The price on landscape timbers has finally dropped, so I'm getting ready to build my new raised hop beds. I'll prep everything this summer, and transplant late winter before they come out of dormancy.
How deep will rhizomes go before tunneling under an obstacle and popping up on the other side?
I know the roots can grow very deep, but the rhizomes typically grow horizontally near the surface. I want to lay enough courses of timber to fully contain each plant, but don't want to waste money, effort and soil installing extra courses that aren't necessary. I'm guessing that when they hit an obstacle, most of the time they'll turn towards the surface. I just don't want to deal with the ones that head down instead, then pop up in the middle of my yard a year later.
I had mine in two temporary locations for a while. One was right where the patio, lawn, and the planter next to the house is. The planter and lawn are separated by concrete curbing and I still haven't seen any hops trying to come up through the lawn.

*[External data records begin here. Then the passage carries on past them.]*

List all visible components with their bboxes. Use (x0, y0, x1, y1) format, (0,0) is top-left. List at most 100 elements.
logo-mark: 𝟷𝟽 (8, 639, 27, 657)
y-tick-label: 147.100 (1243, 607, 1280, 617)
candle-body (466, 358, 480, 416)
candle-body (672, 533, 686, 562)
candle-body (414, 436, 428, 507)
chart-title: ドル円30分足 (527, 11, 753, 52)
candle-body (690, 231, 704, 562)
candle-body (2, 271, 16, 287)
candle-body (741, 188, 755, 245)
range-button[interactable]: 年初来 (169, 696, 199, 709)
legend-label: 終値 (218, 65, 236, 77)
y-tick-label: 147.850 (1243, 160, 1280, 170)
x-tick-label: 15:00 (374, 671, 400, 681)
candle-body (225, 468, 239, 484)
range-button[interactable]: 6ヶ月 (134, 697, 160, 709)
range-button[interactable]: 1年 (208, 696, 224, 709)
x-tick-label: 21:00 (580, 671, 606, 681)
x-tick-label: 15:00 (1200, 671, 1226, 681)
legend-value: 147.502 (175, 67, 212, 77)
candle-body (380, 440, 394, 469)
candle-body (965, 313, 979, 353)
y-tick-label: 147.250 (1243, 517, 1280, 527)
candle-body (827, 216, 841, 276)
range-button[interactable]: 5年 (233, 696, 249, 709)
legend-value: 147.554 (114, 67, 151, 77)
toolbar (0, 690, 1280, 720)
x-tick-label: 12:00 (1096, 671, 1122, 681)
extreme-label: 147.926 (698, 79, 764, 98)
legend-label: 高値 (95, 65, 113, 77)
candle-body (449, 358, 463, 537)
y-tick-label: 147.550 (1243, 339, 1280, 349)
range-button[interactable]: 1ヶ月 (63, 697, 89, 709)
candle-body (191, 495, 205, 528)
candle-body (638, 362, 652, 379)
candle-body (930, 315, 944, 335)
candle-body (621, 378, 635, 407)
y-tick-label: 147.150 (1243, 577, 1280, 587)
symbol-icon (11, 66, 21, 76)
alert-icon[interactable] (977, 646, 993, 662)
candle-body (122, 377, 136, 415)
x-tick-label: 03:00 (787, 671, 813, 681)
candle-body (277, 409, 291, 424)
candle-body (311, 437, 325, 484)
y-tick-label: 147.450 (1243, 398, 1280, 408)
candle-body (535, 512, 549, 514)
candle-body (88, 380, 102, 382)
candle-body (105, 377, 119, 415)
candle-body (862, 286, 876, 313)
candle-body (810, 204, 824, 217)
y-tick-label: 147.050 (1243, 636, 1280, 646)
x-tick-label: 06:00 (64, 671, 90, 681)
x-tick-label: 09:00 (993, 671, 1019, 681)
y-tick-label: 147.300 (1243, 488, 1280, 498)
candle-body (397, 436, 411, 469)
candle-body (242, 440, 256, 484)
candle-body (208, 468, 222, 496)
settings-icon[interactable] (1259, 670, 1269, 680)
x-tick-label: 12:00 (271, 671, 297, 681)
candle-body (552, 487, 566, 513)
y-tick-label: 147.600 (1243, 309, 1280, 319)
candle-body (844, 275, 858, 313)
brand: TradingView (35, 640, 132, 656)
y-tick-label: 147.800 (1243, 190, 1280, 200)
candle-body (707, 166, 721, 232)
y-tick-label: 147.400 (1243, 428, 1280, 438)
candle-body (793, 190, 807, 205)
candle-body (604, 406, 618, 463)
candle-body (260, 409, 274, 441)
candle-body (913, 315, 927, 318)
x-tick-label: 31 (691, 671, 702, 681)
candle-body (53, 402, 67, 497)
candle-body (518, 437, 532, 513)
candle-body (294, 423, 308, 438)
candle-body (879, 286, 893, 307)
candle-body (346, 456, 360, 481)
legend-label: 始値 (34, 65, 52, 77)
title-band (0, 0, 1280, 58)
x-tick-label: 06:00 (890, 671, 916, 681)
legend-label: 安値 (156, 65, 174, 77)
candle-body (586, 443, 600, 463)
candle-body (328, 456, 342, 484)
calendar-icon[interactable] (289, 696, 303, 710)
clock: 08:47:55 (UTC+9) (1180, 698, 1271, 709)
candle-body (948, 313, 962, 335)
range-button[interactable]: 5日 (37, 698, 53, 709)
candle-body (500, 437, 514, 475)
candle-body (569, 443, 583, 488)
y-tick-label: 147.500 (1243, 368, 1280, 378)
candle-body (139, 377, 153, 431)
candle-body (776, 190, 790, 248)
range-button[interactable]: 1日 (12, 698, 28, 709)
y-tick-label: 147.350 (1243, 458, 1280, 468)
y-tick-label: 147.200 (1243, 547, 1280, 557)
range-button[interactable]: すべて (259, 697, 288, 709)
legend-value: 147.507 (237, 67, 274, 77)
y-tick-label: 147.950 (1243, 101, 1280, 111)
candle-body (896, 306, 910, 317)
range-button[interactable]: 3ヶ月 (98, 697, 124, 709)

My other temporary location was over in the corner of our yard where the previous owner had put down some 12x12 concrete pavers. I pulled a couple of pavers up and planted my hops there. When I finally built my trellis I dug them all up and moved them to their permanent home. They had sent out a ton of rhizomes under the pavers, but none of them were more than three or four inches down.
So long story short, based on my experience they don't tend to burrow under obstacles much.